Here’s how I suggested she have the difficult conversation with her friend:
- Ask for permission to have a conversation. I suggested she invite her friend over for their usual monthly wine/dinner date, but this time, plant the seed that she’d like to chat with her about something. I provided her with this phrase: “I’d love for you to come over for our usual get-together. Is it okay with you if we chat about something that’s been on my mind when you’re over? It’s super important to me. Cool with you?” This way, there are no big surprises. Her friend knows this won’t be the usual shindig where she gets to chat the entire time. She’s going to need to prepare to listen. And, she also gets to accept or decline the invitation since she’s being asked if it’s okay with her.
- Gently share what’s on your mind AND your wishes. I suggested she first figure out what she wants from their relationship. Does she still want to be friends with this gal? Or, does it feel better to let their friendship go. At the time, it seemed like she wanted to stay friends with her, so here’s the general conversation template I gave: “Thanks so much for coming over tonight. I really, really value our friendship which is why I wanted to talk about how I’ve been feeling. This is really hard to share with you. The truth is our friendship hasn’t been feeling good to me. It’s really hard for me to connect with you when you talk about people I don’t know. When you leave, I’m really tired from listening since you do nearly all the talking. Would you be open to talking less and listening more about things going on in my life?
- Listen to the response. Openly listen to whatever the friend has to say in return. If could be ugly. It could be defensive. Or, it could be a beautiful exchange of heartfelt emotions. Whatever it is, welcome her response with open arms. Just listen.
- Let go of feeling responsible for the other person’s emotions. This one was the kicker for my newfound airplane friend. She was so worried about her friend being left alone; not having anyone to be there for her since she didn’t have a boyfriend or other friends. What I told this Busy Bold woman is that she isn’t responsible for how her friend reacts. She can’t be. All she can do is show extreme compassion for how her friend feels, while also standing firm in her own needs. If her friend didn’t want to talk to her ever again, it’s probably for the best.
This was really hard for her to hear. She felt responsible. She felt she was ALL her friend had.
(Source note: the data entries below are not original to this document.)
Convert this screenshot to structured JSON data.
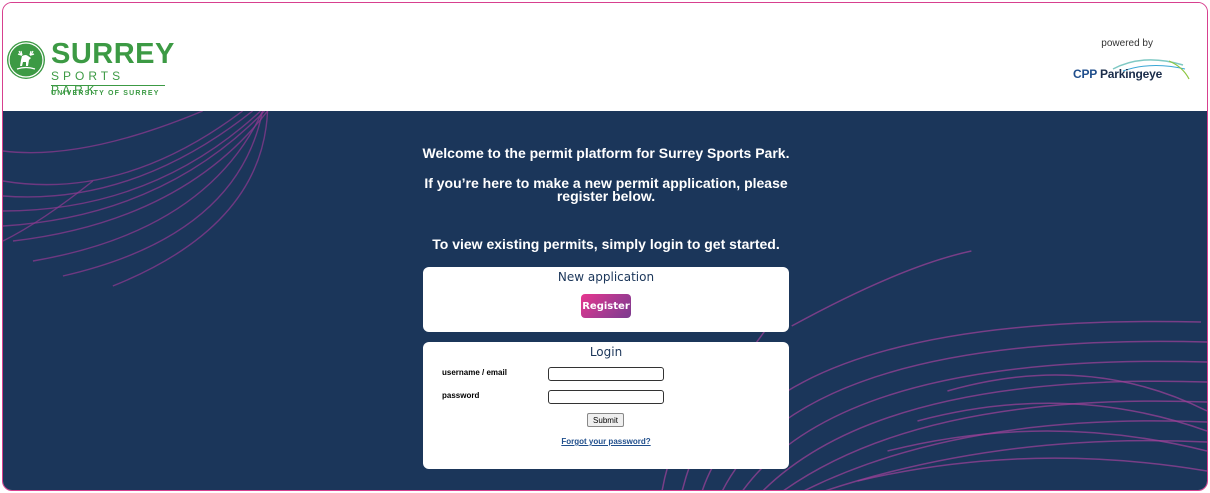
{
  "header": {
    "brand_main": "SURREY",
    "brand_sub": "SPORTS PARK",
    "brand_uni": "UNIVERSITY OF SURREY",
    "powered_by": "powered by",
    "partner_cpp": "CPP",
    "partner_name": "Parkingeye"
  },
  "main": {
    "welcome_1": "Welcome to the permit platform for Surrey Sports Park.",
    "welcome_2a": "If you’re here to make a new permit application, please",
    "welcome_2b": "register below.",
    "welcome_3": "To view existing permits, simply login to get started."
  },
  "new_application": {
    "title": "New application",
    "register_label": "Register"
  },
  "login": {
    "title": "Login",
    "username_label": "username / email",
    "username_value": "",
    "password_label": "password",
    "password_value": "",
    "submit_label": "Submit",
    "forgot_label": "Forgot your password?"
  },
  "colors": {
    "brand_green": "#3c9a44",
    "background_navy": "#1b365a",
    "accent_pink": "#e8368f",
    "accent_purple": "#7b3a8e"
  }
}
Release the need to take care of your friend
The reality is that we oftentimes assign ourselves with so much responsibility for others, that as Busy Bold women, we’re left drowning in the heavy emotions of everyone else, covering up our own needs and desires.
Somehow, we feel like the hero, but really, our cape is drenched in unwanted responsibilities and relationships that aren’t feeding our soul.
I hope, like my Busy Bold travel buddy, you find my tips for having a difficult conversation with a friend useful. And even more so, I hope you actually have the conversation.
Your Busy Bold life deserves bliss and beauty and when the people in your life don’t contribute to that, it’s time to open your hands and let them fly. Trust me, they will be alright.
And you, gorgeous, you will find a new sense of self-worth inside you to propel you forward in creating the Busy Bold lifestyle you deserve.
Holding open hands with you,
Lifestyle & Wellness Coach for Busy Bold Women
Have you ever had one of these conversations?